Başbakan, büyük bir “Gaflet ve dalalet” içerisinde, “Twitter miwitter, hepsinin kökünü kazıyacağız” deyiveriyor bir anda…
Ve… Aynı gece Twitter yasaklanıyor.
Bunun adına da “İleri demokrasi” deniliyor…

Bu nasıl bir korkudur, bu nasıl bir telaştır,  kasetlerden daha nasıl korkunç bir suç beklenmektedir ki bir Başbakan, tüm dünyanın kullandığı bir sosyal medya sitesini gözünü kırpmadan kapatma yoluna gidiyor… Gidebiliyor bir gecede…
Anlaşılan o ki her gün piyasaya sürülen kasetler, yolsuzluk ve rüşvet iddiaları onun sinirlerini bozmaya yetmiş ve yasaklamalarla, bundan sonra çıkacakların da önünü kesmek istemektedir…


Şu anda Türk milletinin başında bir hükümet yoktur… Tüm iktidar, bakanlar, yöneticiler ortaya çıkan yolsuzluklar, hukuksuzluklar karşısında şaşkınlık içerisindedirler…

Şaşkın ördekler gibi hareket etmektedirler.

Ne hâkim tanıyorlar, ne savcı… İstediklerini görevden alıyorlar, istediklerini yeni görevlere atıyorlar…
Bugün “ak” dediklerine yarın “kara” diyorlar.

Dün, Türk bayrağını yasaklayanlar, miting meydanında bayrak sattığı için, gariban bir emekçiyi yerlerde sürükleyenler, gözaltına alanlar, elinde Türk bayrağı olduğu için, bir şehit anasını TBMM’ne sokmayanlar, Atatürk rozetli vatandaşları, yüce meclise, kendi meclisine almayanlar; ANT’ı, İstiklal Marşını okutmayanlar, İstiklal Marşı söylenirken ayağa kalkmayan, yerinde oturup, kahkahalı sohbetler yapanlar, BUGÜN UTANMADAN, SIKILMADAN, YÜZÜ KIZARMADAN, halkı uyutmak, kandırmak için Türk Bayrağına, İstiklal Marşına sarıldılar.

Onları siyasal propaganda reklamlarında simge haline getirdiler.

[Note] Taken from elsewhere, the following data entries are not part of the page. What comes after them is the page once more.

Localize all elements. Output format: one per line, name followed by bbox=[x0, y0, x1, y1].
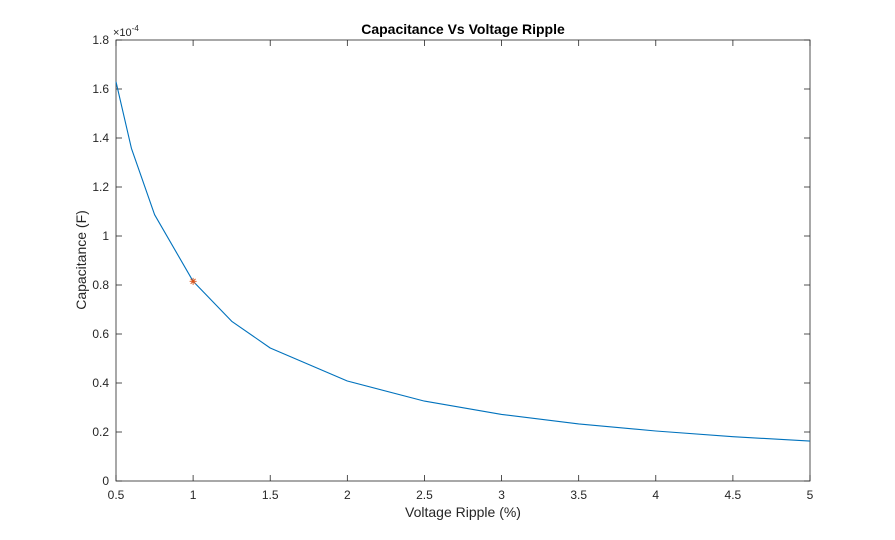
y-tick-label: 0.6 bbox=[92, 327, 109, 341]
series-line bbox=[115, 81, 811, 442]
y-tick-label: 1 bbox=[102, 229, 109, 243]
series-layer bbox=[115, 81, 811, 442]
x-tick-label: 1.5 bbox=[262, 488, 279, 502]
plot-area: 0.5 1 1.5 2 2.5 3 3.5 4 4.5 5 0 0.2 0.4 0.6 0.8 1 1.2 1.… bbox=[92, 33, 813, 502]
y-tick-label: 0.8 bbox=[92, 278, 109, 292]
x-tick-label: 4.5 bbox=[725, 488, 742, 502]
x-tick-label: 2 bbox=[344, 488, 351, 502]
exponent-base: ×10 bbox=[113, 27, 132, 39]
x-axis-ticks: 0.5 1 1.5 2 2.5 3 3.5 4 4.5 5 bbox=[108, 40, 814, 502]
x-tick-label: 1 bbox=[190, 488, 197, 502]
y-tick-label: 0.2 bbox=[92, 425, 109, 439]
x-tick-label: 2.5 bbox=[416, 488, 433, 502]
svg-text:×10-4: ×10-4 bbox=[113, 24, 139, 39]
y-axis-exponent: ×10-4 bbox=[113, 24, 139, 39]
y-axis-ticks: 0 0.2 0.4 0.6 0.8 1 1.2 1.4 1.6 1.8 bbox=[92, 33, 810, 488]
y-tick-label: 1.4 bbox=[92, 131, 109, 145]
y-tick-label: 1.6 bbox=[92, 82, 109, 96]
axes-box bbox=[115, 39, 811, 482]
x-tick-label: 4 bbox=[652, 488, 659, 502]
y-tick-label: 0.4 bbox=[92, 376, 109, 390]
x-tick-label: 5 bbox=[807, 488, 814, 502]
x-tick-label: 0.5 bbox=[108, 488, 125, 502]
x-axis-label: Voltage Ripple (%) bbox=[405, 504, 521, 520]
chart-title: Capacitance Vs Voltage Ripple bbox=[361, 21, 565, 37]
y-tick-label: 1.2 bbox=[92, 180, 109, 194]
x-tick-label: 3.5 bbox=[570, 488, 587, 502]
y-tick-label: 0 bbox=[102, 474, 109, 488]
y-tick-label: 1.8 bbox=[92, 33, 109, 47]
y-axis-label: Capacitance (F) bbox=[73, 210, 89, 310]
exponent-power: -4 bbox=[132, 24, 140, 33]
data-point-marker bbox=[189, 277, 197, 285]
x-tick-label: 3 bbox=[498, 488, 505, 502]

Onları da tıpkı din gibi, sömürü aracı olarak kullanmaya başladılar.
Vatanı bölerek, parçalayarak, satarak ihanet bataklığında kulaç atanlar, hidayete erip, sureti haktan görünerek bir anda MİLLİYETÇİ kesildiler.
Ama baskı, sansür, yasa dışı uygulamalar da bir taraftan devam ediyor…
Bu yol, yolun sonuna gelen diktatörlerin yoludur.

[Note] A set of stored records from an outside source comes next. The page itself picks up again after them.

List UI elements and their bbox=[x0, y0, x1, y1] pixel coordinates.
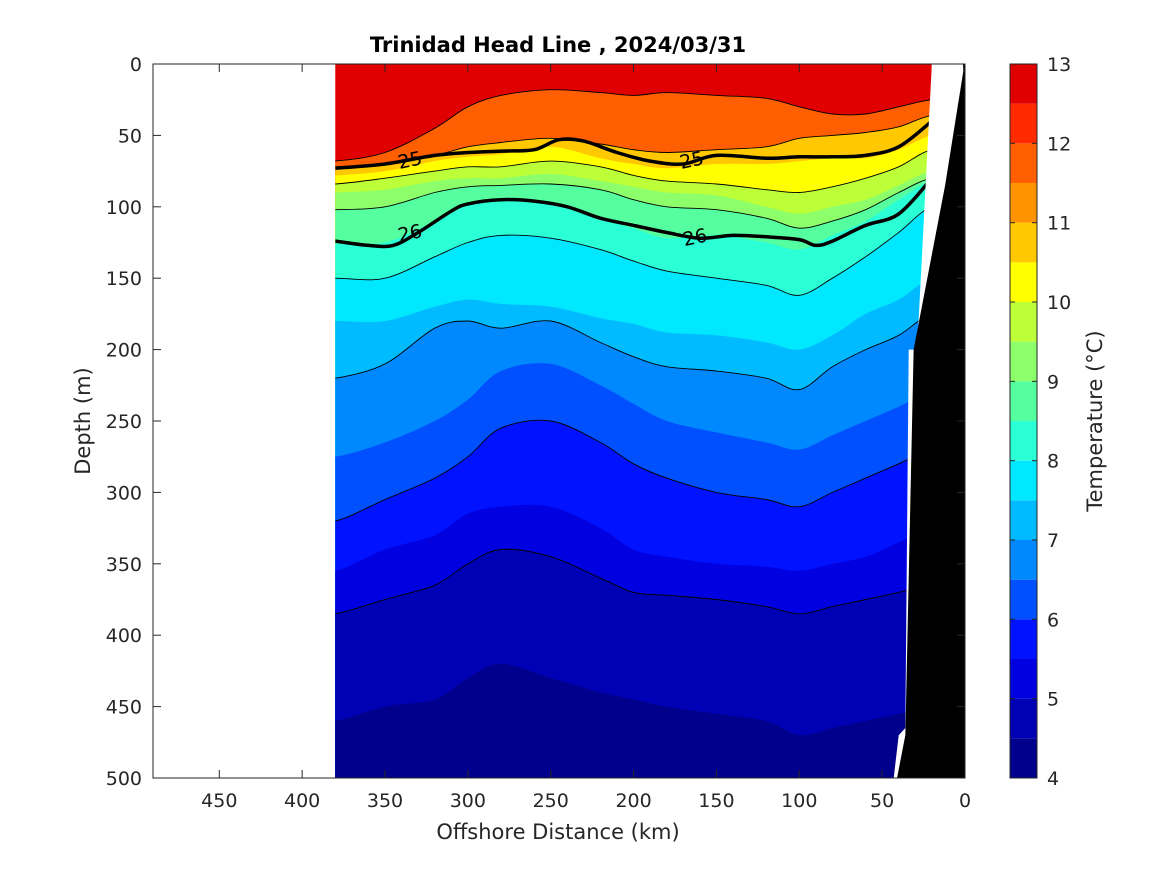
y-tick-label: 450 bbox=[106, 697, 142, 719]
isotherm-line bbox=[335, 313, 932, 391]
temperature-fill-layer bbox=[335, 64, 932, 778]
y-tick-label: 200 bbox=[106, 340, 142, 362]
y-axis-ticks: 0 50 100 150 200 250 300 350 400 450 500 bbox=[106, 54, 965, 790]
seafloor-layer bbox=[893, 64, 965, 778]
isotherm-line bbox=[335, 149, 932, 194]
colorbar-swatch bbox=[1010, 619, 1037, 659]
chart-title: Trinidad Head Line , 2024/03/31 bbox=[370, 33, 746, 57]
colorbar-swatch bbox=[1010, 738, 1037, 778]
colorbar-tick-label: 13 bbox=[1047, 54, 1071, 76]
colorbar-tick-label: 11 bbox=[1047, 213, 1071, 235]
colorbar-swatch bbox=[1010, 143, 1037, 183]
y-tick-label: 350 bbox=[106, 554, 142, 576]
y-tick-label: 0 bbox=[130, 54, 142, 76]
colorbar-swatch bbox=[1010, 103, 1037, 144]
y-tick-label: 500 bbox=[106, 768, 142, 790]
colorbar-swatch bbox=[1010, 659, 1037, 699]
y-tick-label: 400 bbox=[106, 625, 142, 647]
y-tick-label: 250 bbox=[106, 411, 142, 433]
colorbar-tick-label: 8 bbox=[1047, 451, 1059, 473]
density-contour-26 bbox=[335, 177, 932, 249]
temperature-band bbox=[335, 663, 932, 778]
x-tick-label: 0 bbox=[959, 790, 971, 812]
contour-labels-layer: 25 25 26 26 bbox=[396, 147, 709, 251]
colorbar-swatch bbox=[1010, 262, 1037, 302]
contour-label-text: 26 bbox=[681, 224, 709, 251]
colorbar-swatch bbox=[1010, 421, 1037, 461]
seafloor bbox=[897, 64, 965, 778]
colorbar-swatch bbox=[1010, 460, 1037, 501]
x-axis-label: Offshore Distance (km) bbox=[436, 820, 679, 844]
colorbar-tick-label: 5 bbox=[1047, 689, 1059, 711]
colorbar-swatch bbox=[1010, 381, 1037, 421]
y-axis-label: Depth (m) bbox=[71, 367, 95, 474]
colorbar-swatch bbox=[1010, 222, 1037, 263]
colorbar-tick-label: 6 bbox=[1047, 609, 1059, 631]
contour-label-text: 25 bbox=[396, 147, 424, 174]
colorbar-tick-label: 7 bbox=[1047, 530, 1059, 552]
x-tick-label: 150 bbox=[698, 790, 734, 812]
x-tick-label: 50 bbox=[870, 790, 894, 812]
contour-label-25: 25 bbox=[678, 147, 706, 174]
x-tick-label: 350 bbox=[367, 790, 403, 812]
x-tick-label: 250 bbox=[533, 790, 569, 812]
density-contours-layer bbox=[335, 119, 932, 249]
colorbar-swatch bbox=[1010, 64, 1037, 104]
colorbar-swatch bbox=[1010, 540, 1037, 580]
y-tick-label: 300 bbox=[106, 482, 142, 504]
x-tick-label: 300 bbox=[450, 790, 486, 812]
colorbar-tick-label: 9 bbox=[1047, 371, 1059, 393]
x-tick-label: 100 bbox=[781, 790, 817, 812]
isotherm-line bbox=[335, 548, 932, 615]
colorbar-swatch bbox=[1010, 579, 1037, 620]
colorbar-tick-label: 4 bbox=[1047, 768, 1059, 790]
isotherm-lines-layer bbox=[335, 89, 932, 615]
y-tick-label: 50 bbox=[118, 125, 142, 147]
colorbar-swatch bbox=[1010, 341, 1037, 382]
colorbar-label: Temperature (°C) bbox=[1083, 330, 1107, 512]
isotherm-line bbox=[335, 419, 932, 522]
contour-label-26: 26 bbox=[681, 224, 709, 251]
colorbar-swatch bbox=[1010, 183, 1037, 223]
colorbar-swatch bbox=[1010, 302, 1037, 342]
colorbar-frame bbox=[1009, 63, 1038, 779]
colorbar-swatch bbox=[1010, 500, 1037, 540]
contour-label-25: 25 bbox=[396, 147, 424, 174]
colorbar-tick-label: 10 bbox=[1047, 292, 1071, 314]
y-tick-label: 150 bbox=[106, 268, 142, 290]
contour-label-text: 25 bbox=[678, 147, 706, 174]
x-tick-label: 200 bbox=[615, 790, 651, 812]
isotherm-line bbox=[335, 206, 932, 296]
x-tick-label: 450 bbox=[201, 790, 237, 812]
colorbar: 4 5 6 7 8 9 10 11 12 13 bbox=[1009, 54, 1071, 790]
y-tick-label: 100 bbox=[106, 197, 142, 219]
colorbar-tick-label: 12 bbox=[1047, 133, 1071, 155]
isotherm-line bbox=[335, 177, 932, 229]
x-tick-label: 400 bbox=[284, 790, 320, 812]
contour-label-26: 26 bbox=[396, 220, 424, 247]
density-contour-25 bbox=[335, 119, 932, 170]
x-axis-ticks: 450 400 350 300 250 200 150 100 50 0 bbox=[201, 64, 971, 812]
contour-label-text: 26 bbox=[396, 220, 424, 247]
colorbar-swatch bbox=[1010, 698, 1037, 739]
isotherm-line bbox=[335, 89, 932, 162]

Yolun sonuna gelen diktatörler, her zaman, baskı ve zulüm yöntemini seçerler. Direnenleri, hak arayanları, haksızlıklara isyan edenleri susturarak, korkutarak sindirebileceklerini sanırlar.

İşte onların en büyük yanılgıları da burada başlar…

Mussolini, direnen, başkaldıran kitlelerin bir gün gelip, kendisini baş aşağı ayaklarından asacağını bilseydi, karanlık geleceğini görebilseydi o denli pervasız, korkusuz hareket edebilir miydi?
Hitler ölüsünün bile bulunamayacağını bilseydi, Nazi Kamplarında milyonlarca insana işkence, zulüm yapar mıydı?
Abdülhamit tam 30 yıl jurnalcileri kullandı, yurtseverlere nefes aldırmadı, “burnunu”çağrıştırdığı için “burun” sözcüğünü bile yasakladı.
Ne geçti eline?


Uyanışı durdurabildi mi? Vatan sevgisini yüreklerden silebildi mi? Gazi Mustafa Kemal Atatürk’ün gelişini önleyebildi mi?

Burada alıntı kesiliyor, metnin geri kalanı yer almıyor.